東日本大震災への取組み

ボランティア隊派遣活動

2011年の東日本大震災に対して、本学でも復興に向けたボランティア隊派遣について学生部協議会を中心に話し合いが持たれました。その結果、ボランティア隊の派遣時期を夏季休業中に実施することが決まり、第一班を八月上旬、第二班を八月下旬、第三班を九月上旬に、それぞれ一週 間ほど派遣することになりました。この中で、私は第三班の引率者として参加しました。

3月11日に発生した東日本大震災からほぼ半年が過ぎ、実際に現地に伺うと、道路や建物跡に山積した瓦礫等もほぼ片付けられていました。しかし、それでも復興までにはまだ遠い道のりがあるように感じられたのも事実です。被災者の多くは仮設住宅に移り、すでにそこでの生活が始まっていましたが、精神的なケアはむしろこれから大きくのし掛かってくる問題のように思われました。現地でも、九月十日をもって一区切りとし、九月十一日以後は災害救助や瓦礫等の除去を主とする災害復興から、被災者や遺族の方々に対する物的・精神的な支援をより一層推進すべき段階に入ると言われていました。

今回、本山災害対策本部のご援助を受け、被災地でのボランティア活動を実施するに当たっては、岩手県では高野山真言宗唯一の寺院である釡石市の駒木山不動寺で宿泊・食事等のお世話になりました。当寺のご住職であられる森脇義真僧正のご理解のもと、住職補佐の森脇妙紀師(本学卒業生)が市のボランティア活動に積極的関わられ、私たちも宿泊中は同師から当寺の縁起も含めて、釡石の町の雰囲気や被災状況、ボランティア活動の状況などについていろいろとお話をお伺いする機会がありました。妙紀師はたいへん責任感が強く、学生達も当初はその強い個性に圧倒されていましたが、その真摯な姿勢にしだいに傾倒するようになっていったように思います。

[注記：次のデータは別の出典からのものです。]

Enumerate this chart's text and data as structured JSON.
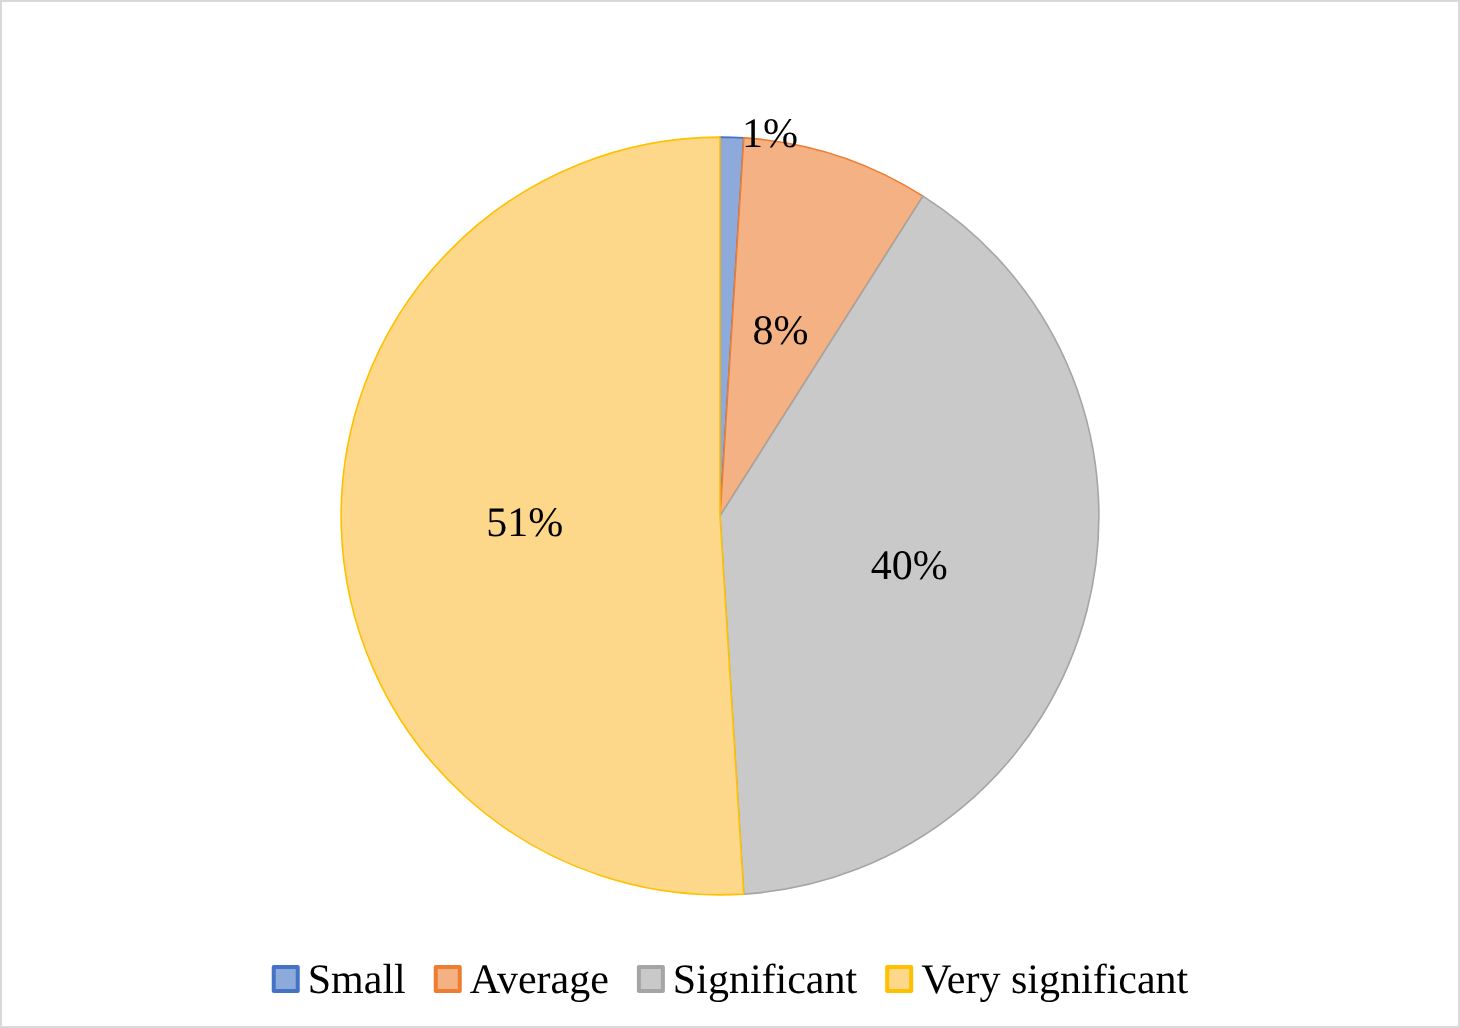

今回の活動を通して、実際に現地に行って被災状況を視、また現地の方々に直接お話を伺うことの大切さを改めて認識しましたが、こうした経験を積み重ねて、次の際の活動に生かしていくことこそが重要でしょう。その意味で、こうしたボランティア活動が一過性のものであってはいけないと思った次第です。

高野山大学教授 乾 仁志

東日本大震災復興ボランティア活動に参加して

夏休み、ボランティア活動のため東北に行きました。大震災が残した爪痕は想像を遥かに超えるものでした。無数の瓦礫の山、廃墟と化した学校、基礎だけが残った街などを目の前にして、自然の前では人間の力など無力だと感じました。しかし、被災者の方々は私たちを笑顔で迎えて下さいました。

現地では宗教の枠を超えて、キリスト教徒の方々と仮設住宅を訪問し、被災者の皆さんからお話を聴くことができました。そうした中で、私たち高野山から遥々やって来たことを知ると、「仏壇の前で読経して欲しい」と頼まれたり、あるいはお位牌のことでいろいろと相談を受けることもありました。ともかく、一生懸命に対応することで、被災者の方々がほんの少しばかりであるが、安心した表情を見せてくださったのが私にとってはたいへん嬉しい出来事でした。また一緒にボランティア活動に参加した、私を含む高野山大学生の4人で、前もって計画を練って 現地で催した小さな模擬店での現地の方々との交流は大変良い経験となりました。仮設地区内の住宅に住む子どもたちがたくさん集まってきてくれて、私たちが用意したスーパーボールすくいに夢中になり、またその後で配布した駄菓子を美味しそう頬張っていました。今回、東日本大震災復興のためのボランティア活動に参加して、さまざまな方々との出会いもありました。このような貴重な経験を積むことができたことに対し、一緒に活動した大学の仲間をはじめ、サポートいただきました関係者の皆様に厚く御礼申し上げたいと思います。